The reliability of distributed scientific computer programs, run on large-scale, multi-institutional, heterogeneous computing systems commonly referred to as Grids, requires improvement.  Job failure is a major impediment to achieving acceptable levels of throughput for cluster and grid computing tasks.  This project will develop an infrastructure that uses a collection of distributed reasoning agents to monitor running applications and to recover from execution failures. A collection of agents, distributed throughout the system, will monitor the progress of batch jobs and determine if and how to restart those jobs when they fail.  Phase I demonstrated the viability of the agent system as a way for specifying and executing fault management policies.  In cooperation with prospective users at Lawrence Berkeley National Laboratory (LBNL), a set of use cases was developed for failure detection and recovery, and these use cases were implemented on a prototype small cluster.  A strategy was developed for scaling these results to larger cluster and Grid environments.  The end result of the Phase II effort will be a system that enhances the reliability of jobs running in Grid computing environments.  Phase II will extend the prototype system so that it runs reliably on the NERSC Science Data Management Group (SDMG) cluster and the STAR production cluster.  This system will be used to build an architecture that can be used in Grid computing environments.  

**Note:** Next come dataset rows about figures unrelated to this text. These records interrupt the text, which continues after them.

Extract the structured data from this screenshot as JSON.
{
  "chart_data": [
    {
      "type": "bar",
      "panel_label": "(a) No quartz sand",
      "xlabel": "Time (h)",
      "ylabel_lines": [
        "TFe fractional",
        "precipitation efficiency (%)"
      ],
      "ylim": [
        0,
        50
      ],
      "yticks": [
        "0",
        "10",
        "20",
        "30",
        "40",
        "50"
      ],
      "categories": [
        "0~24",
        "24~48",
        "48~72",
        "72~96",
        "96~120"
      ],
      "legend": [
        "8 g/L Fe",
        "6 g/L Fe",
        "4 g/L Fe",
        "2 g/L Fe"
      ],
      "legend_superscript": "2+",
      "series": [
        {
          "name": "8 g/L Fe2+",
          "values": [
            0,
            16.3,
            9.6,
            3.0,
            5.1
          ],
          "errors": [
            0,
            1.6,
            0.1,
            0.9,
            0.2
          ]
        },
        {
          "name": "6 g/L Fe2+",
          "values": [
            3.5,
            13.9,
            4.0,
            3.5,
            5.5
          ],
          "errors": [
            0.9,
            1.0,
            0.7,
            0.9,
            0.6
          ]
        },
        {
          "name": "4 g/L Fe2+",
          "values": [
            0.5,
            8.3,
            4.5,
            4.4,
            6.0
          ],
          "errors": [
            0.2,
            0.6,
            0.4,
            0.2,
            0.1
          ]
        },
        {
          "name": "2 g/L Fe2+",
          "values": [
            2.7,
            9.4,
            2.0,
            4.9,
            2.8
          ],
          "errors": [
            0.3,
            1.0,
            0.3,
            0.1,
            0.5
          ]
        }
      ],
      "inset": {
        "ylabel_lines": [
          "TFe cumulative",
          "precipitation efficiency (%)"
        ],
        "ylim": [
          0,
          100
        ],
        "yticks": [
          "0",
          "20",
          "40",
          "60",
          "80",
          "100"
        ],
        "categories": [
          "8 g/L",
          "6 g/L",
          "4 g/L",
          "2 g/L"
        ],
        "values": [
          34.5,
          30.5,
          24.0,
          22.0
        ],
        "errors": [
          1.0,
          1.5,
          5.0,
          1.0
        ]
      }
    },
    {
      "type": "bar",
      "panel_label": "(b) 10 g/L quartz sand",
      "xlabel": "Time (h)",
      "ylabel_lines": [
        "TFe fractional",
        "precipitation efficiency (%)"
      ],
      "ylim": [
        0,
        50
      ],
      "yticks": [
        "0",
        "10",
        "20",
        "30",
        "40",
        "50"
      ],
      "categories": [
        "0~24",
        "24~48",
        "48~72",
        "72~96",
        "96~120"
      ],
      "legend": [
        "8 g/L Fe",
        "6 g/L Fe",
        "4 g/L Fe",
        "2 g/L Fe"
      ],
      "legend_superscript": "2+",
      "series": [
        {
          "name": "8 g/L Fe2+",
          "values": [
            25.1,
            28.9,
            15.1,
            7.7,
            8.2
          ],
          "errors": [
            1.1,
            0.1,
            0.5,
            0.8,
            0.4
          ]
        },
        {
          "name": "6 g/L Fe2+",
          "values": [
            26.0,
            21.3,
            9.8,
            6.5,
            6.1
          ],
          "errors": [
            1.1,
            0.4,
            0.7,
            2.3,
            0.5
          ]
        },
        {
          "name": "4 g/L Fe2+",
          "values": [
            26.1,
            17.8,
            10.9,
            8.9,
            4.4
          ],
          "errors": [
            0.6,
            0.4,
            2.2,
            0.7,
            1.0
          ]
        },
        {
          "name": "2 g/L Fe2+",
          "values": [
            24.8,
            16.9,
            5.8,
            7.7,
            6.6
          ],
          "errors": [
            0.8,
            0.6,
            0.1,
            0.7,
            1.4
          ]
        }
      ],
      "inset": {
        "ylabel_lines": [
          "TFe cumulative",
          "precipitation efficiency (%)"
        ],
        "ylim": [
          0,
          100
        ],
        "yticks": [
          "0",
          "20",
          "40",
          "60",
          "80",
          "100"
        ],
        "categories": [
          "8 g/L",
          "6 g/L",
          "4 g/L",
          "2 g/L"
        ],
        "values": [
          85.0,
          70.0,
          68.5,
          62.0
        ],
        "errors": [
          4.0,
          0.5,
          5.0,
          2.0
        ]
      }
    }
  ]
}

Commercial Applications and Other Benefits as described by awardee:  The first and most straightforward application would be job monitoring and recovery for high-throughput jobs submitted to clusters and Grids.  A recent estimate anticipated that the cluster market will reach $36 billion in sales by the year 2005.  The second viable application would be to use the platform to support the monitoring and recovery of Java Enterprise (J2EE) applications running in Grid, cluster, and other distributed environments.